C'est en réalité l'ensemble des
partis politiques ivoiriens qui sont en crise en ce moment. Le RDR
est en perte de légitimité, le PDCI ne sait s'il doit tenter de
maintenir l'alliance du RHDP malgré les récents événements ou
répondre à l'appel du FPI, le FPI est en train de perdre son
implantation vu son retrait systématique de la vie politique du pays
depuis plusieurs mois et étant donné le fait que la plupart de ses
cadres sont en exil ou en prison. Cela explique la pléthore
d'indépendants, dont la majorité est issue du RDR.
Avec le nombre de grèves en
augmentation et le nombre d'importantes décisions qui sont sans
cesse reportées à plus tard, il faut s'attendre à entrer dans une
période de luttes sociales de plus en plus grandes.

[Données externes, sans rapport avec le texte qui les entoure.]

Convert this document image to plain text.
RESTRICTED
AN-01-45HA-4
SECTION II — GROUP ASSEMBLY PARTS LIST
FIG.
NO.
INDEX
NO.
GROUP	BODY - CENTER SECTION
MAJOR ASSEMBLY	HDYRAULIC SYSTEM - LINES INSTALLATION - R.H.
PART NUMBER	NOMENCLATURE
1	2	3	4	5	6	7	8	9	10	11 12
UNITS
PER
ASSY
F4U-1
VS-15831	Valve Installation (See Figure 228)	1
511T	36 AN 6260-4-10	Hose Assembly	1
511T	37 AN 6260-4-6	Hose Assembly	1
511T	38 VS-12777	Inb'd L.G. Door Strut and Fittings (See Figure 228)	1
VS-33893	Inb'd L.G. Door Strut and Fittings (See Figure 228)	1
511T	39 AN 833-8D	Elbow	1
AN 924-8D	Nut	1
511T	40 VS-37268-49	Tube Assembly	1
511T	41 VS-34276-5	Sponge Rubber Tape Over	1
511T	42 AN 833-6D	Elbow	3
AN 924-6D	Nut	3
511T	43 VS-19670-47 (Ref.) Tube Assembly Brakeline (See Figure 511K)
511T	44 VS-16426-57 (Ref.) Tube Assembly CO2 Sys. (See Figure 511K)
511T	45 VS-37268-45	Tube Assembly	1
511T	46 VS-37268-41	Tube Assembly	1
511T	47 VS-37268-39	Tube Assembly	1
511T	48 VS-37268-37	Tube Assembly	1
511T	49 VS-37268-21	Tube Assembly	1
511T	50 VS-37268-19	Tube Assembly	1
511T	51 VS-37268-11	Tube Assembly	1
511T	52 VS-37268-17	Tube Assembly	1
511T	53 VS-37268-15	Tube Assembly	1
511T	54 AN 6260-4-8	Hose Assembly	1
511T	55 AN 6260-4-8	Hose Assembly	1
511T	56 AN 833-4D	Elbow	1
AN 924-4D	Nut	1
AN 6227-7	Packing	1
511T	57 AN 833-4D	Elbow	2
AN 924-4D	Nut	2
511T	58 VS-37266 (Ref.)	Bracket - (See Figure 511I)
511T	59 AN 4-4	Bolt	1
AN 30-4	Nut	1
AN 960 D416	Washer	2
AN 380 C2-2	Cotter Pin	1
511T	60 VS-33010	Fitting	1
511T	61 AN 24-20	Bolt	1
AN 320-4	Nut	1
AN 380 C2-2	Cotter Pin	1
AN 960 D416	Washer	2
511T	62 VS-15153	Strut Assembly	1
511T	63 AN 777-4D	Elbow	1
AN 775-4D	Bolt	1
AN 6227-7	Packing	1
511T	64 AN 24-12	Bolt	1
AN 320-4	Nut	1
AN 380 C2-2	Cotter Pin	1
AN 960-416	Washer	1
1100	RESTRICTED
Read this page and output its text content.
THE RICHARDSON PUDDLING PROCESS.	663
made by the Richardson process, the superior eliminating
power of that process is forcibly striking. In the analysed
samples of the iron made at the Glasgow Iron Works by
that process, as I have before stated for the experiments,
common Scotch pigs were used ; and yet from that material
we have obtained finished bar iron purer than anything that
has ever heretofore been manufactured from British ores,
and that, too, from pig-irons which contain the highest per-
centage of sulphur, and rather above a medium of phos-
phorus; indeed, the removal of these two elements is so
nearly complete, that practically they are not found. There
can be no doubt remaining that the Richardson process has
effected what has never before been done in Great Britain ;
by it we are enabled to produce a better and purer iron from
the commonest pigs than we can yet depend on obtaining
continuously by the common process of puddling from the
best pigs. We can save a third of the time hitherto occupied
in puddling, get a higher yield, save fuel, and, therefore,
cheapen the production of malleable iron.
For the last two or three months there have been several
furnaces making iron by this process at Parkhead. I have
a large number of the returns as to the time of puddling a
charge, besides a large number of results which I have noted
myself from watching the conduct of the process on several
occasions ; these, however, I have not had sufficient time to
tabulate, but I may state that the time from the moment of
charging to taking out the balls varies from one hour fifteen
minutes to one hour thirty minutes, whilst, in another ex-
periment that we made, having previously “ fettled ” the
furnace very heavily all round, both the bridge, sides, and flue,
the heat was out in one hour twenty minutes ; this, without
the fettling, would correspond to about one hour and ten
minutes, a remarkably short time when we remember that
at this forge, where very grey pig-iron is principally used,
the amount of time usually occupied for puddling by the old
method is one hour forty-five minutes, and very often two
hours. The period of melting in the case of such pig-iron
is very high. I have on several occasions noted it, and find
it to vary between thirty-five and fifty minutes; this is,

Un tel contexte
est favorable à l'éclosion de toute une série de nouveaux partis
politiques, mais aussi à l'organisation d'une grève nationale de la
fonction publique, si pas d'une grève générale.
C'est pourquoi le CIO appelle
l'ensemble des travailleurs et des jeunes de Côte d'Ivoire à
prendre contact avec nous pour entamer des discussions visant à la
création d'un nouveau parti des travailleurs, des jeunes et des
pauvres, à l'image du WASP sud-africain ou du SPN nigérian, seule solution capable de nous mener à la réconciliation
et de nous éviter une grave crise électorale en 2015.